If you don't have them available yet, download the required files from EVA or via command line using:

wget https://raw.githubusercontent.com/ssi-dk/GenEpi-BioTrain_Virtual_Training_7/main/data/ML_iqtree.treefile.nwk
wget https://raw.githubusercontent.com/ssi-dk/GenEpi-BioTrain_Virtual_Training_7/main/metadata/metadata.tsv
wget https://raw.githubusercontent.com/ssi-dk/GenEpi-BioTrain_Virtual_Training_7/main/metadata/dataset_color_gradient_template.txt
wget https://raw.githubusercontent.com/ssi-dk/GenEpi-BioTrain_Virtual_Training_7/main/metadata/dataset_color_strip_template.txt

To get your tree visualized and annotated in iTOL do the following:

  1. Open iTOL on https://itol.embl.de
  2. Click on Upload
  3. Upload or drop your newick tree file by clicking choose file
  4. Re-root your tree with the Reference and samplesSRR27240806, SRR27240812 and SRR27240820 as outgroup (use the submenu Tree structure)
  5. Use the provided templates dataset_color_strip_template.txt and dataset_color_gradient_template.txt from the metadata folder to add annotations:
    a. Go to Datasets in the Control panel
    b. Click on Upload annotation files
    c. Choose the two files and click upload

    Note: More templates can be downloaded from https://itol.embl.de/help.cgi#annoTemplate

  6. Export and save your tree with annotations as a .pdf

Exercise 3: Visualize a tree using the python library ETE3 (for command line users only)

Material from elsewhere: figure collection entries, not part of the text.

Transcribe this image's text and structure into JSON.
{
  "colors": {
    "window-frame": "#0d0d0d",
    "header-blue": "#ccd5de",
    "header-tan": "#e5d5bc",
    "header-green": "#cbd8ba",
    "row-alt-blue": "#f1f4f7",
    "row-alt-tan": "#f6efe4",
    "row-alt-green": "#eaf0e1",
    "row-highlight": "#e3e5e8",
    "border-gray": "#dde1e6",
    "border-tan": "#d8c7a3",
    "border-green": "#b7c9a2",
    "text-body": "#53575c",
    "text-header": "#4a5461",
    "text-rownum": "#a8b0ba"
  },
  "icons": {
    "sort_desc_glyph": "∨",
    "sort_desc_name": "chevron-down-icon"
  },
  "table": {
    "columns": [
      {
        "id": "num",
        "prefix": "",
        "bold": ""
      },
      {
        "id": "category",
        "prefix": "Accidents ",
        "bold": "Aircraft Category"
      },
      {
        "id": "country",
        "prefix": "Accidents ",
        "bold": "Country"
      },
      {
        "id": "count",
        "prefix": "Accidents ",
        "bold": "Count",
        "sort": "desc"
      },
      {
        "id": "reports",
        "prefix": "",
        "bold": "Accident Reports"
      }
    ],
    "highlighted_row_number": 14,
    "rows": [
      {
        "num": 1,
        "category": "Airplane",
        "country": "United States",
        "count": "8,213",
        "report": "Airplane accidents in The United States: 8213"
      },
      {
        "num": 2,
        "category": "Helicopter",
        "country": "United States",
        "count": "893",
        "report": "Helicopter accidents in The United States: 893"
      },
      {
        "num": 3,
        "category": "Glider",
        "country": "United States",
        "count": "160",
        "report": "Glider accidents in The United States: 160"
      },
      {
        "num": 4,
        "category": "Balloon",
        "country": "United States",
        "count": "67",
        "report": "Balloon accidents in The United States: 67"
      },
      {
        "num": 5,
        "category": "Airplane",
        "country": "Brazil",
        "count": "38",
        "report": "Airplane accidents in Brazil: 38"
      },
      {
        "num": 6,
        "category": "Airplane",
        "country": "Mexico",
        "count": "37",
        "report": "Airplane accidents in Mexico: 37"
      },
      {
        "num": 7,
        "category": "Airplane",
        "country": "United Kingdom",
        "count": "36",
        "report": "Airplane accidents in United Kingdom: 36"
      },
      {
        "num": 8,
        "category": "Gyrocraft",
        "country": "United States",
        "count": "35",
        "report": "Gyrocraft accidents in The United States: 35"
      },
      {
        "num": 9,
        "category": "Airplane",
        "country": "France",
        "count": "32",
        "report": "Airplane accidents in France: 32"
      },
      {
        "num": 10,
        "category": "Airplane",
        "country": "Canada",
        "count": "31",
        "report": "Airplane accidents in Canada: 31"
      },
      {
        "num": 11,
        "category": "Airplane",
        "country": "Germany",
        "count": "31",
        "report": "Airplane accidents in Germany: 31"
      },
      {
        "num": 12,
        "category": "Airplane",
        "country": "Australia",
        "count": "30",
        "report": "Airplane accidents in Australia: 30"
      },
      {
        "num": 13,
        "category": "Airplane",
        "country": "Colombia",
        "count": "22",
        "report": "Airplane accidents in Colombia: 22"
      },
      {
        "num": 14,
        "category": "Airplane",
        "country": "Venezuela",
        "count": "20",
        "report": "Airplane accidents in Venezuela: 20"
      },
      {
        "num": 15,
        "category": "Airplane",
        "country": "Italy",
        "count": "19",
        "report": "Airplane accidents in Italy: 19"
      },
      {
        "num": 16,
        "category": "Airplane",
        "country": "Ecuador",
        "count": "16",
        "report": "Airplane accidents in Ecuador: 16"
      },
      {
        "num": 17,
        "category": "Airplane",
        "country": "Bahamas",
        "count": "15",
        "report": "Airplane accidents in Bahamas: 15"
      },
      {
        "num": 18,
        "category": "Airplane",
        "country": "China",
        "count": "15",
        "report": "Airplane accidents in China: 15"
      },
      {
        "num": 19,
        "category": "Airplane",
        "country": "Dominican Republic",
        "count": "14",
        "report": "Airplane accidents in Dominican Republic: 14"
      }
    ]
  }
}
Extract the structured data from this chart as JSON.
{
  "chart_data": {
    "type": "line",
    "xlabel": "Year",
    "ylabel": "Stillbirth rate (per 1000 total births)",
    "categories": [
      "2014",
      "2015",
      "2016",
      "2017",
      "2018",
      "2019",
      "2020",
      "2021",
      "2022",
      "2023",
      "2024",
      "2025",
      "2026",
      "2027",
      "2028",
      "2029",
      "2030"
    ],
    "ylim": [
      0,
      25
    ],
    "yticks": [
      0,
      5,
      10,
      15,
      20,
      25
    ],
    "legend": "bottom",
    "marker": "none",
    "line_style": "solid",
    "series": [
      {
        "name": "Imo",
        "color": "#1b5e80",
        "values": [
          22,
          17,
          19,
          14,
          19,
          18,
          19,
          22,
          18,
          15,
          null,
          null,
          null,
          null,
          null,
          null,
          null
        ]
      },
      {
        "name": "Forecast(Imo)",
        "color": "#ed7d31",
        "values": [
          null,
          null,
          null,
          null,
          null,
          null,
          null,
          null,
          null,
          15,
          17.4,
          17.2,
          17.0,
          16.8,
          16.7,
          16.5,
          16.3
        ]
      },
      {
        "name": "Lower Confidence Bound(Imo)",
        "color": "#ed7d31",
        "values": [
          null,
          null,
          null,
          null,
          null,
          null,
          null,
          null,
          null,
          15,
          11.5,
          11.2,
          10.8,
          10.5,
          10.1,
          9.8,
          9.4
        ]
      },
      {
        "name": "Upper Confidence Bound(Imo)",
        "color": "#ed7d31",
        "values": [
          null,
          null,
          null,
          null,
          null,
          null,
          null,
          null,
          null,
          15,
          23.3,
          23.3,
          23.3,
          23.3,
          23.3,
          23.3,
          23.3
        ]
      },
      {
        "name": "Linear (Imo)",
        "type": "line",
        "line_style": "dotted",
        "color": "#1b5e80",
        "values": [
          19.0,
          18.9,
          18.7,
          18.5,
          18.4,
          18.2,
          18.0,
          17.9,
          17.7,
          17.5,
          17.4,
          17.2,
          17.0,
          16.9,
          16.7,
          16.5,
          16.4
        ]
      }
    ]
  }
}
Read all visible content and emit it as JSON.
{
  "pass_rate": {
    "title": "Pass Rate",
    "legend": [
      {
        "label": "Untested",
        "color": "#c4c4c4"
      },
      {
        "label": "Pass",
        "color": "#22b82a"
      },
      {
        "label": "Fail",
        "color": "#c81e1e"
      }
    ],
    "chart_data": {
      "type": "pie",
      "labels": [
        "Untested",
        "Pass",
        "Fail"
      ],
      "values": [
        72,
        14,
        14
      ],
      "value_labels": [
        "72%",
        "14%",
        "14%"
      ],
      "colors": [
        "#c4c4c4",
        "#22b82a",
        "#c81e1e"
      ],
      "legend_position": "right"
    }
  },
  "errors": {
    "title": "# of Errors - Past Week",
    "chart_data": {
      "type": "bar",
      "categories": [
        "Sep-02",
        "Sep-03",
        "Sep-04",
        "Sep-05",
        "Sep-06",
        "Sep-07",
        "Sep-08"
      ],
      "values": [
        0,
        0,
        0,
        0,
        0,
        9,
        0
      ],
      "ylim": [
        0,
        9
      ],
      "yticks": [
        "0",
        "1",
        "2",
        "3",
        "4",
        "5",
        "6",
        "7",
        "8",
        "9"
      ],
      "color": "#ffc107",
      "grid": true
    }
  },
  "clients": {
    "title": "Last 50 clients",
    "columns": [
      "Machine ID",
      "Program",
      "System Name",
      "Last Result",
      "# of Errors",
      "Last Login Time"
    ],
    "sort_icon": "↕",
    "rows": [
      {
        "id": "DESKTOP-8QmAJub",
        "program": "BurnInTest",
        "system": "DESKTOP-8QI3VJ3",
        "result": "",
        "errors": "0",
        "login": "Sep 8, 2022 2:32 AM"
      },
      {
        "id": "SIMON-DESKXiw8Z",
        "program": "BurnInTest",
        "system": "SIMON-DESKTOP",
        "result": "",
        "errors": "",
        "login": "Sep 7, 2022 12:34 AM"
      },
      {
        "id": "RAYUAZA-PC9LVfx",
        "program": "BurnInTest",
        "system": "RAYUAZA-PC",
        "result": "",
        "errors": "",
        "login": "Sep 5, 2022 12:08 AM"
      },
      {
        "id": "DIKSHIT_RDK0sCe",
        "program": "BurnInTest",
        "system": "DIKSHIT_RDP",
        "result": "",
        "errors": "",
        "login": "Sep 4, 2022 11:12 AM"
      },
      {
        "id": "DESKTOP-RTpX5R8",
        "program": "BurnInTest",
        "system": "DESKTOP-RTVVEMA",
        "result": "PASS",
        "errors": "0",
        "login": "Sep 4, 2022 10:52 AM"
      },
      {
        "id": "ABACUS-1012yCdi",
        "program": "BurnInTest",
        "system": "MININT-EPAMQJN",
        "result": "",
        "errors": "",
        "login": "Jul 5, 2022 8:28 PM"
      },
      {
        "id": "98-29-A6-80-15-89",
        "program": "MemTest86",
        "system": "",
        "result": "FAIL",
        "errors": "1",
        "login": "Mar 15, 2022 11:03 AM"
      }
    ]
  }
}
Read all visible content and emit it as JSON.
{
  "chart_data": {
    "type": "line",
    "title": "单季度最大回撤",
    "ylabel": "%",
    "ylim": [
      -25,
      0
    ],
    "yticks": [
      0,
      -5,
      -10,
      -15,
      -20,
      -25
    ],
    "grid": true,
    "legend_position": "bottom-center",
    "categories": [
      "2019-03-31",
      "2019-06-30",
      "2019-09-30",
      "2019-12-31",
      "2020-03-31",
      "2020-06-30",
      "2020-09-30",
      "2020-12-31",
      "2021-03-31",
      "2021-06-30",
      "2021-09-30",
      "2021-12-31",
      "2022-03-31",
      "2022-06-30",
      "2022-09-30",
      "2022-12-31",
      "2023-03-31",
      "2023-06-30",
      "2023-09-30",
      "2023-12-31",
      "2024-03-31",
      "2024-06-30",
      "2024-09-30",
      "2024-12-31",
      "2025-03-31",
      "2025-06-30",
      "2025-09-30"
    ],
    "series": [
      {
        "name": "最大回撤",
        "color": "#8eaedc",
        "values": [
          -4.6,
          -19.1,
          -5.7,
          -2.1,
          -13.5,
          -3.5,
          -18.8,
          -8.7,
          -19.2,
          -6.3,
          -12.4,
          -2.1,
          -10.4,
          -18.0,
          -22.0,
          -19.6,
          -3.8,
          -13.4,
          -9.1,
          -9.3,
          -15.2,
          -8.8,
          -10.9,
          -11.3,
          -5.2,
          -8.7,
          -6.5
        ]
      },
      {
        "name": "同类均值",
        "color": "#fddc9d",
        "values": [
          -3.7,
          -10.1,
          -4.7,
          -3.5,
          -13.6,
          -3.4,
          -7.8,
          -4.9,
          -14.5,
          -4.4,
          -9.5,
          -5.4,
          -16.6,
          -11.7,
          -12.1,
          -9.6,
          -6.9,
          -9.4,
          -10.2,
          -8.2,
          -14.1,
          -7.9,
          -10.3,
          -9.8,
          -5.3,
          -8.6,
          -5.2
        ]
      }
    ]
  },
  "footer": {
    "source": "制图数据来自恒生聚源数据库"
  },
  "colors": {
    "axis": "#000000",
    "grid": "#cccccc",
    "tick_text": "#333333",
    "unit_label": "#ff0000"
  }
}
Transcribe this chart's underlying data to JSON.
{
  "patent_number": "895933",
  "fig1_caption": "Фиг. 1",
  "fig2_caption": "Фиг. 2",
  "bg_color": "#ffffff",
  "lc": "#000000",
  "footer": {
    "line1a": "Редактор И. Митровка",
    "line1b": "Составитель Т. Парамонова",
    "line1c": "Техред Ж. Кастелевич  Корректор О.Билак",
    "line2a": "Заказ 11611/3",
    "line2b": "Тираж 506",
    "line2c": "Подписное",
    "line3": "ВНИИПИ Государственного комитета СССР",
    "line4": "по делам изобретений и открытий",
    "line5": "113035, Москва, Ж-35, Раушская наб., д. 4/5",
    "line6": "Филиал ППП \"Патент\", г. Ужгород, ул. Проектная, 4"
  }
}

ETE3 is a python toolkit to do phylogenetic analysis and visualize phylogenetic trees.

Here we have prepared a basic script to plot our tree, called ete3_phylo.py (available in the scripts folder).

This script is dependent on the correct folder structure and file names, namely: iqtree/ML_iqtree.treefile.nwk and metadata/metadata.tsv as well as the script in the scripts folder.

To run the script, open a console and type the following commands:

python scripts/ete3_phylo.py
open mytree.png

Open the file mytree.png and compare it to the figures obtained in other tools.

Inspect the script and try to answer the following questions:

  1. What does the my_layout() function do?
  2. Where are the colors for the regions defined? Can you change one of them?
  3. What are the rectangles colored by?

If you have some extra time, try to change some of the settings in the script.